MIST
Magnetosphere, Ionosphere and Solar-Terrestrial
Data Assimilation and the Solar Wind
By Harriet Turner (University of Reading)
Data assimilation (DA) combines model output and observations to form an optimal estimation of reality. It has led to large improvements in terrestrial weather prediction, reducing the “butterfly effect”, by which small errors in the initial conditions can grow non-linearly and lead to large errors in the subsequent forecast.
DA has been used in three main areas for space weather forecasting: the ionosphere, the photosphere, and, more recently, the solar wind. The first attempts at using DA for solar wind forecasting has shown promise, with a reduction in forecast error (Lang, 2021).
I have been using the Burger Radius Variational Data Assimilation (BRaVDA) scheme (Lang, 2019). This uses output from a coronal model with a computationally efficient solar wind model (HUX; Riley and Lionello, 2011) to map information from in-situ observations at Earth’s orbital radius (215 solar radii), back to the HUX inner boundary at 30 solar radii. The inner boundary conditions are then updated, given the information from the in-situ observations. This update is then run forward in time, again using HUX, to produce a reconstruction of the solar wind. This can then be used for forecasting.
We have three sources of observations: STEREO-A, STEREO-B, and the OMNI dataset for near-Earth space. For the purposes of my work, I am using a simple corotation to produce a forecast. We can compare this forecast against observations from the three sources to assess its performance. Recently, I have been looking at testing the performance of BRaVDA with real time data. Previous experiments have used cleaned-up, science-level data, but real time data would need to be used for an operational DA scheme. Initial results show that using the real time data does not worsen the forecasts significantly and is still an improvement from a 27-day persistence forecast, as shown in Figure 1, which is promising for future implementation of solar wind DA.

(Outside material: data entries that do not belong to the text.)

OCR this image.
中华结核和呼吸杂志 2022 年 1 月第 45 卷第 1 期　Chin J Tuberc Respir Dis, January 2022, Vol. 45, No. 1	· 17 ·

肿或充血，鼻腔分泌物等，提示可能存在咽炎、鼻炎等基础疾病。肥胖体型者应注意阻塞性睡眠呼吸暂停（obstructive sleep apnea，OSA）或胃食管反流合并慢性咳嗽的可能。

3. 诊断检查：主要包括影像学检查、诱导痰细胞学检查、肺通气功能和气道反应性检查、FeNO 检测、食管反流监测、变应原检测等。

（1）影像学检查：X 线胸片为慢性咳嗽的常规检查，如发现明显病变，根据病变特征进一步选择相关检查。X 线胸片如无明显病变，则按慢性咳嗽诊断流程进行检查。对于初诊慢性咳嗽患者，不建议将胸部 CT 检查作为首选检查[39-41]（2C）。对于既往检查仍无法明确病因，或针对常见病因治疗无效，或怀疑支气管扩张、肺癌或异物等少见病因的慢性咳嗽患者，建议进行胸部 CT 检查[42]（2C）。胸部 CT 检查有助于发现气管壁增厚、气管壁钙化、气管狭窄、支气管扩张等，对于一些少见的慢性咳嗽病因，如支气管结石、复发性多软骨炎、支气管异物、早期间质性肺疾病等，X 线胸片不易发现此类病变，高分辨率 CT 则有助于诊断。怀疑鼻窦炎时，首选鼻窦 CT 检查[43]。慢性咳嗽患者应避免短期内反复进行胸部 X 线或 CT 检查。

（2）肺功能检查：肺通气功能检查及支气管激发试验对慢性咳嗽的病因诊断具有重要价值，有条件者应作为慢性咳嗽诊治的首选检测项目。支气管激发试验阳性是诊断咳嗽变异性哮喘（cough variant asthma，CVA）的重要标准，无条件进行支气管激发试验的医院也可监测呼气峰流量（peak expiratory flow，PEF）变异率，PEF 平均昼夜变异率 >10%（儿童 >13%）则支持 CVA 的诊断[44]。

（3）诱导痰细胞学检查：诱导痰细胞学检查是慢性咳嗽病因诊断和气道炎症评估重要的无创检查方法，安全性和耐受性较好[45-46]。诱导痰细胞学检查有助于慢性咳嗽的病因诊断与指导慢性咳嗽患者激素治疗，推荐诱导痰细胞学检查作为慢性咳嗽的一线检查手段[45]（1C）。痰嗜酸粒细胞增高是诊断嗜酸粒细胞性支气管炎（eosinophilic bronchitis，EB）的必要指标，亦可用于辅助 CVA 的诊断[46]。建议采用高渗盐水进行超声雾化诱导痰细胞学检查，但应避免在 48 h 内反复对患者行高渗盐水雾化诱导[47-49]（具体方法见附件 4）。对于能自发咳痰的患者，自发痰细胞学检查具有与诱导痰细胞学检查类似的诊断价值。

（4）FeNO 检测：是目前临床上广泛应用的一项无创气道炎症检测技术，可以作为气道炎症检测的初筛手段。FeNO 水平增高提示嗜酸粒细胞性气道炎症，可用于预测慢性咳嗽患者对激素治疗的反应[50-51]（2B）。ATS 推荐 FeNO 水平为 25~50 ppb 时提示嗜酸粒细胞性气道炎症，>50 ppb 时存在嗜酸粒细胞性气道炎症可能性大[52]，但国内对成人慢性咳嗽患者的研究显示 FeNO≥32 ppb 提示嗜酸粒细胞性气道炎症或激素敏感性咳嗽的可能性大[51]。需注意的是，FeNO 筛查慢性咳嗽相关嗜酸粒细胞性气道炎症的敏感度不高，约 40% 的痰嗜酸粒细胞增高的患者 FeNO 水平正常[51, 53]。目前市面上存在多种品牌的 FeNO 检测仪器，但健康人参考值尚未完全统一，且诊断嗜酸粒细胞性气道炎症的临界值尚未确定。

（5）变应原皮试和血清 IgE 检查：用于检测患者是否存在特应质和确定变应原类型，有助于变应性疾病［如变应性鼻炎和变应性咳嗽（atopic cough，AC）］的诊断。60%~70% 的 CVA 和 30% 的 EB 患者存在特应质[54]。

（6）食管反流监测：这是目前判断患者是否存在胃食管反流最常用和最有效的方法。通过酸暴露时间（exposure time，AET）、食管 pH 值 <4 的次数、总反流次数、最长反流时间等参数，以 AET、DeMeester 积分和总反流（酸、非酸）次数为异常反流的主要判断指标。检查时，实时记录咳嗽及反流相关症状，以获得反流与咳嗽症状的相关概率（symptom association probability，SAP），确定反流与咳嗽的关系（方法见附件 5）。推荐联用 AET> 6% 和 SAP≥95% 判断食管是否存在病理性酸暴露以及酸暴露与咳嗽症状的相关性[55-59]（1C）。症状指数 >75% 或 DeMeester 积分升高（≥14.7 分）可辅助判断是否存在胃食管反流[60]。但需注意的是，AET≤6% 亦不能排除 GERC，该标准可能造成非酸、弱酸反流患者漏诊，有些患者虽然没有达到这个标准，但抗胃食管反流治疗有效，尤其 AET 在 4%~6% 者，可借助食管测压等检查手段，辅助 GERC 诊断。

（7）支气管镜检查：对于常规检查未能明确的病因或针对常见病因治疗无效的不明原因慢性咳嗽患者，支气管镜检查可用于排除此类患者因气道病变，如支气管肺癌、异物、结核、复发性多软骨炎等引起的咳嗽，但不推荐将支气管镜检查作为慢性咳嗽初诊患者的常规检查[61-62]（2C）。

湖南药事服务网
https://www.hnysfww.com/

Figure 1: Mean absolute error (MAE) of solar wind forecasts as a function of forecast lead time, for the case where OMNI, STEREO-A and STEREO-B observations are assimilated together. The black line shows the forecast where the science-level data was used and the red line when real time data was used. The dashed grey line shows the average 27-day persistence MAE for the specific spacecraft. The left-hand panel shows the forecast at Earth, the middle panel shows the forecast at STEREO-A and the right-hand panel shows the forecast at STEREO-B. This covers the period from 01/04/2012 to 01/10/2013.
References:
Lang, M., & Owens, M. J. (2019). A Variational Approach to Data Assimilation in the Solar Wind. Space Weather, 17(1), 59 – 83. Doi: 10.1029/2018SW001857.
Lang, M., Witherington, J., Owens, M. J., & Turner, H. (2021). Improving solar wind forecasting using data assimilation. Space Weather, 1 – 23.
Riley, P., & Lionello, R. (2011). Mapping Solar Wind Streams from the Sun to 1 AU: A Comparison of Techniques. Solar Physics, 270(2), 575 – 592. Doi: 10.1007/s11207-001-9766-x.